The pills in question—the antibiotic ciprofloxacin, and the anti-inflammatory and painkiller ibuprofen—were sent home with each patient after surgery. However, the presence of affected patients who fell ill or those who died was not limited to one sterilization camp.

Patients at another sterilization clinic, with a different surgeon, were sickened and hospitalized as well. This has led authorities to believe a tainted batch of ciprofloxacin and ibuprofen are to blame.

“We cannot conclude anything at this point, but we are not ignoring the fact that the deaths happened at multiple camps, which indicate that there is some role of the drugs,” said Sonmani Borah, the divisional commissioner.

On Thursday, a 75-year-old man, who did not undergo surgery but received medicine from the same batches, died as well.
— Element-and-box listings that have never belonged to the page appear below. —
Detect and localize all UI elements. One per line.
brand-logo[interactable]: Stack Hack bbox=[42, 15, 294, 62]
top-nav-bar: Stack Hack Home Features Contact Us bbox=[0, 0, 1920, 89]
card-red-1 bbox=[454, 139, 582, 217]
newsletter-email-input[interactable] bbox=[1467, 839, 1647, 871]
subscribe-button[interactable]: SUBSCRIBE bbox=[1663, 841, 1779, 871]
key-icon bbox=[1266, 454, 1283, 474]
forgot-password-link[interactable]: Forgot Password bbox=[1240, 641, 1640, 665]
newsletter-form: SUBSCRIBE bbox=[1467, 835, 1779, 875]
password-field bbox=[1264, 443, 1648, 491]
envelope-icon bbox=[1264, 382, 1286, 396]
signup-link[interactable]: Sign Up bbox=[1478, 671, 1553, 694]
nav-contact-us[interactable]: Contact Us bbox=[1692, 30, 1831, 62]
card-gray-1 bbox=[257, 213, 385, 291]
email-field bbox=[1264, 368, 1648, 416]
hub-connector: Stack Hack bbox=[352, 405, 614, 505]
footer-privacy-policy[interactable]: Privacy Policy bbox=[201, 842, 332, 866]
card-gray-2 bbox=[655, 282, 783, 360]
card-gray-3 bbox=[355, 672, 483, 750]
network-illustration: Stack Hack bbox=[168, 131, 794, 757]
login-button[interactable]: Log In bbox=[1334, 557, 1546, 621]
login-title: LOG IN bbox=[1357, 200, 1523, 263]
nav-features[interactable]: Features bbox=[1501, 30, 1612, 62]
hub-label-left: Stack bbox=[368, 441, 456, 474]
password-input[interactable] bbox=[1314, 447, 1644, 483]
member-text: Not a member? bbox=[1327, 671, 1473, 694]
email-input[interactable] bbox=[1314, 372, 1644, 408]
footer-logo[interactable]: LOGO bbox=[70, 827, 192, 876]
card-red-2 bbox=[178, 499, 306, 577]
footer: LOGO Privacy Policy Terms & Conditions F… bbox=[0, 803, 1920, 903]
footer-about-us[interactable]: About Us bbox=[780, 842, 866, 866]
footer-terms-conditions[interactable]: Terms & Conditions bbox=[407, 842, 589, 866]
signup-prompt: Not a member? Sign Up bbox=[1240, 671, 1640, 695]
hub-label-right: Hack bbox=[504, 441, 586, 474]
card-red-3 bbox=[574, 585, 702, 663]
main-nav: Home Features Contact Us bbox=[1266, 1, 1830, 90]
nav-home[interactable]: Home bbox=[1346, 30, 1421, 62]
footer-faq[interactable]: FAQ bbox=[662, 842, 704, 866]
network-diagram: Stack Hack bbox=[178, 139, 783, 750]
In India, women are offered cash and other incentives to be sterilized at “fairs” or “camps.” At the Saturday “fair,” Dr. R.K. Gupta, who operated on most of the women, performed 83 surgeries in about six hours.

Gupta, who was arrested on charges of culpable homicide last week, claimed he was pressured to meet sterilization quotas from local authorities, even though under the national government, the practice of setting quotas for the number of women sterilized allegedly ended in the 1990s.

Shipments and distribution of the suspected medications have been confiscated and halted by state authorities.